Explore yet another policy brief developed by participants in the Erasmus+ Blended Intensive Program “Digital Constitutionalism and the UN Global Digital Compact”. The policy brief is the product of the Digital Constitutionalism Network’s successful Teaching Partnership that spans across several universities and enables students to engage both digitally and in person with pressing rights issues in the digital context. This brief is the fourth of a six-part series of policy briefs from the program held at the University of Bremen in the spring of 2024.

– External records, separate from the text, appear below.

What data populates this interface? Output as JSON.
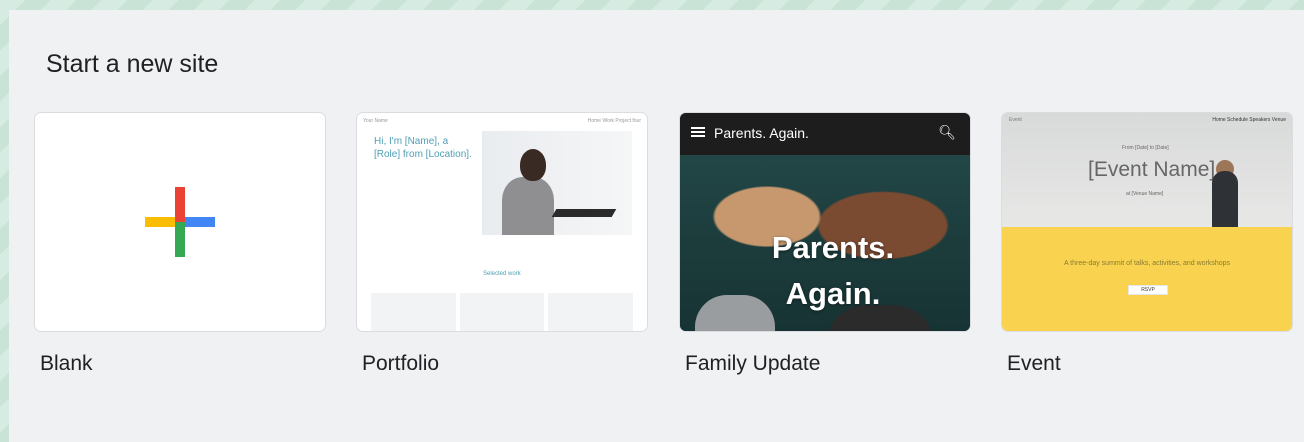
{
  "page": {
    "title": "Start a new site"
  },
  "templates": [
    {
      "label": "Blank"
    },
    {
      "label": "Portfolio",
      "preview": {
        "nav_left": "Your Name",
        "nav_right": "Home   Work   Project four",
        "hero": "Hi, I'm [Name], a [Role] from [Location].",
        "section": "Selected work"
      }
    },
    {
      "label": "Family Update",
      "preview": {
        "brand": "Parents. Again.",
        "title": "Parents. Again."
      }
    },
    {
      "label": "Event",
      "preview": {
        "nav_left": "Event",
        "nav_right": "Home  Schedule  Speakers  Venue",
        "date": "From [Date] to [Date]",
        "name": "[Event Name]",
        "venue": "at [Venue Name]",
        "description": "A three-day summit of talks, activities, and workshops",
        "button": "RSVP"
      }
    }
  ],
  "colors": {
    "google_red": "#ea4335",
    "google_blue": "#4285f4",
    "google_yellow": "#fbbc04",
    "google_green": "#34a853",
    "event_yellow": "#f9d34f",
    "portfolio_accent": "#4f9fb5"
  },
  "icons": {
    "blank_card": "plus-icon",
    "family_menu": "menu-icon",
    "family_search": "search-icon"
  }
}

Authored by Sofia Diaz Gutierrez, Manuel Baron Romero, Gabriel Duran Herrera, and Meem Arafat Manab, the policy brief “Human Rights in the World of AI: Gaps between Visions Offered by Private Sector Actors, Professionals, and Governments with the UN Global Digital Compact, and How to Build a Bridge across these Gaps” explores the history of policy aimed at digital bills of rights, putting the Global Digital Compact in context with an analysis of 32 bills of rights that dealt with artificial intelligence prior to it. The analysis leads to a division of the prior bills of rights into the following four groups of stakeholders: governments, professional organizations, businesses, and rights advocacy groups. The analysis further organizes them based on the organizational centralization of the entity adopting the bill and on fealty to the people. The authors note the stakeholders’ varying interests, which account for the gaps amongst them with policy visions for digital bills of rights. The examination reveals minimal inclusion of environmental concerns in the documents, a notable issue considering the environmental impact of AI and data centers. The brief offers five policy principles to address the gaps amongst the bills of rights analyzed, paying attention to the importance of developing policies that would be agreeable to all of the stakeholders involved.